Başbakan, o kadar enerjiyi nasıl buluyor hâlâ hayretteyim. K. Afrika gezisinden dönüşünde yaptığı otobüs konuşmasında yanında dikilen Emine Hanım’ın yoğun baş sallamaları, sık sık alkışlaması dikkatimi çekti, ikisinin yüzlerinin ne kadar soluk olduğu da gözümden kaçmadı. Ertesi gün Başbakan’ın imaj meykırları onu genç ve dinç göstermek için ekose bir ceket giydirmişler. Emine Hanım’ın baş sallamaları o kadar yoğun olmasa da devam ediyordu.
***
Taksim Parkı hakkında yeni şeyler öğrendim. Kubilay Kaptan ki Galatasaray Üniversitesi yangınında en doğru şeyleri en cesurca söylemişti, oranın İstanbul’un imar planında deprem sırasında halkın sığınabileceği bir alan olduğunu anlattı Bengü Türk’te. Çok hayret verici bir şey daha, TDK’dan tanıdığım Sevgi Özer bir gecede verilen emre uyarak Türkçe sözlükte “çapulcu” nun değiştirildiğini söyledi. Vay be!
Polisi savunuyor ama polisin yaptığı tahribattan hiç söz etmiyor. Aslında polisin neden öyle ısrarla zulmettiğine dair başka faraziyeler var. Tayyip Bey kendi ayağına kurşun sıkıyor.
Tayyip Bey’den sonra Başbakan olma ihtimali bulunan Gül ve Arınç “çizgi” leriyle ürkütüyorlar.

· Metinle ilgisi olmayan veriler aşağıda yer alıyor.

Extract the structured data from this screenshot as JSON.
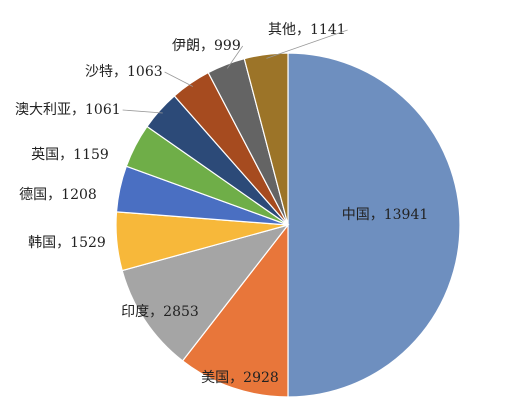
{
  "chart_data": {
    "type": "pie",
    "values": [
      13941,
      2928,
      2853,
      1529,
      1208,
      1159,
      1061,
      1063,
      999,
      1141
    ],
    "value_labels": [
      "中国，13941",
      "美国，2928",
      "印度，2853",
      "韩国，1529",
      "德国，1208",
      "英国，1159",
      "澳大利亚，1061",
      "沙特，1063",
      "伊朗，999",
      "其他，1141"
    ],
    "colors": [
      "#6e8fbf",
      "#e8763a",
      "#a5a5a5",
      "#f7b83a",
      "#4a6fc2",
      "#6fae48",
      "#2c4a78",
      "#a64b1f",
      "#646464",
      "#9c7428"
    ]
  }
}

Arınç, iktidarın ilk yıllarında Kıbrıs için çok milli bir konuşma yapmıştı. O zaman herkes onu diğerlerinden ayırmış ve hayranlık duymuştu. Sonrasını söylemeye lüzum yok. Abdullah Bey de Exceter mezunu olması ile biliniyor. İnsanın aklına çok şeyler geliyor Gül’ün adı zikredilince... Geçen hafta yazdığım bir yazıda bunları sıralamıştım.
Tayyip Bey son nutuklarında başörtüsünden başka anlatacak şey bulamıyor. Oysa Türk halkının soracak çok şeyi var. Dün Ankaralılar Atatürk Orman Çiftliği’ne yürüdüler. Bu durumu bir senedir izliyorum. Mimarlar, Atatürk Orman Çiftliği’ne yapılanları anlatırken ağlamaklı oluyorlar. Şimdi de büyükelçilik binası için ABD’ye verileceği söyleniyor. Daha önceki söylentiler, oraya Başbakanlık konutu yapılacağına dairdi.

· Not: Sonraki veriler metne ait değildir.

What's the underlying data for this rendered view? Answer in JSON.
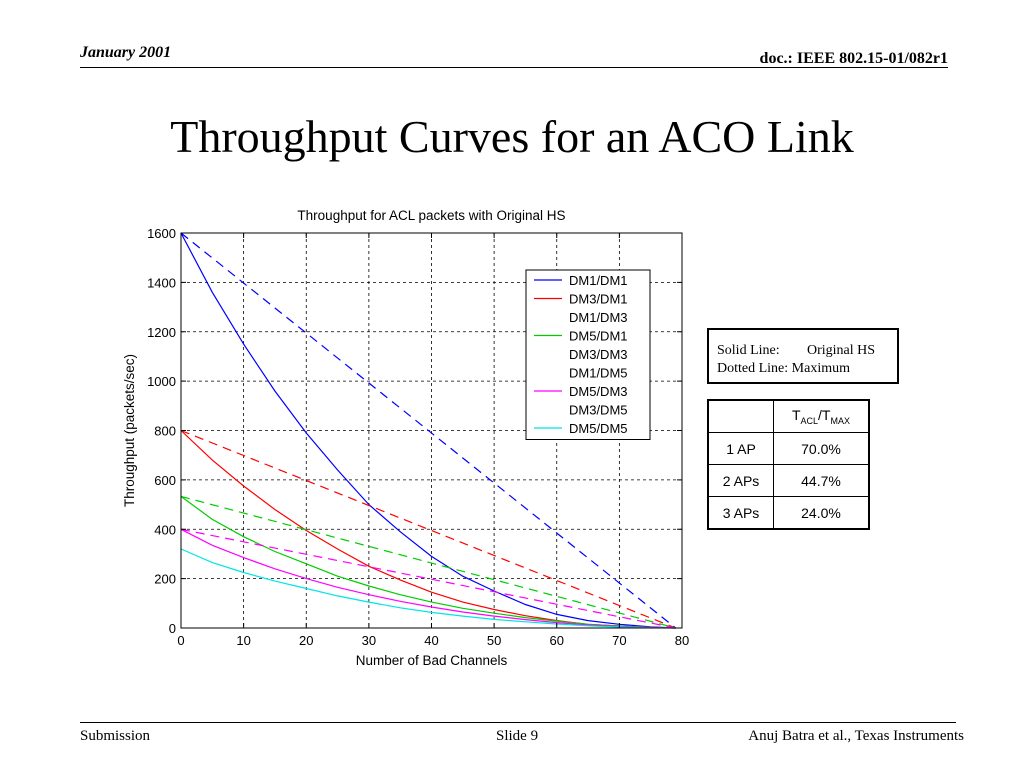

Verilen yerleri birer birer alıyoruz. Gezi Parkı’yla başladı, inşallah Atatürk Orman Çiftliği ile devam eder. Çarşı Grubu “Taksim’i aldık, sıra Messi’de!” diye pankart açmış. Atatürk Orman Çiftliği’ni geri almayı unutmasınlar.
EK: Bu yazı Pazartesi günü yeni hadiselerden önce yazılmıştı. Özürler konusunda Vali’nin iyi niyetli itirafları hariç ne kadar haklı olduğum anlaşılıyor. Başbakan 6 tane polisin de stresten ve yorgunluktan intihar ettiğini unutmamalı. Başbakan, Bülent Arınç’ın özüründeki tek doğru cümleyi “Biri bizi silkelesin” cümlesini ve Milli Eğitim Bakanı Nabi Avcı’nın yaptığı çok önemli özeleştiriyi de unutmasın: “Bizim başaramadığımız işi Gazi Parkı’nda yan yana yaşayan gençler gösterdi.”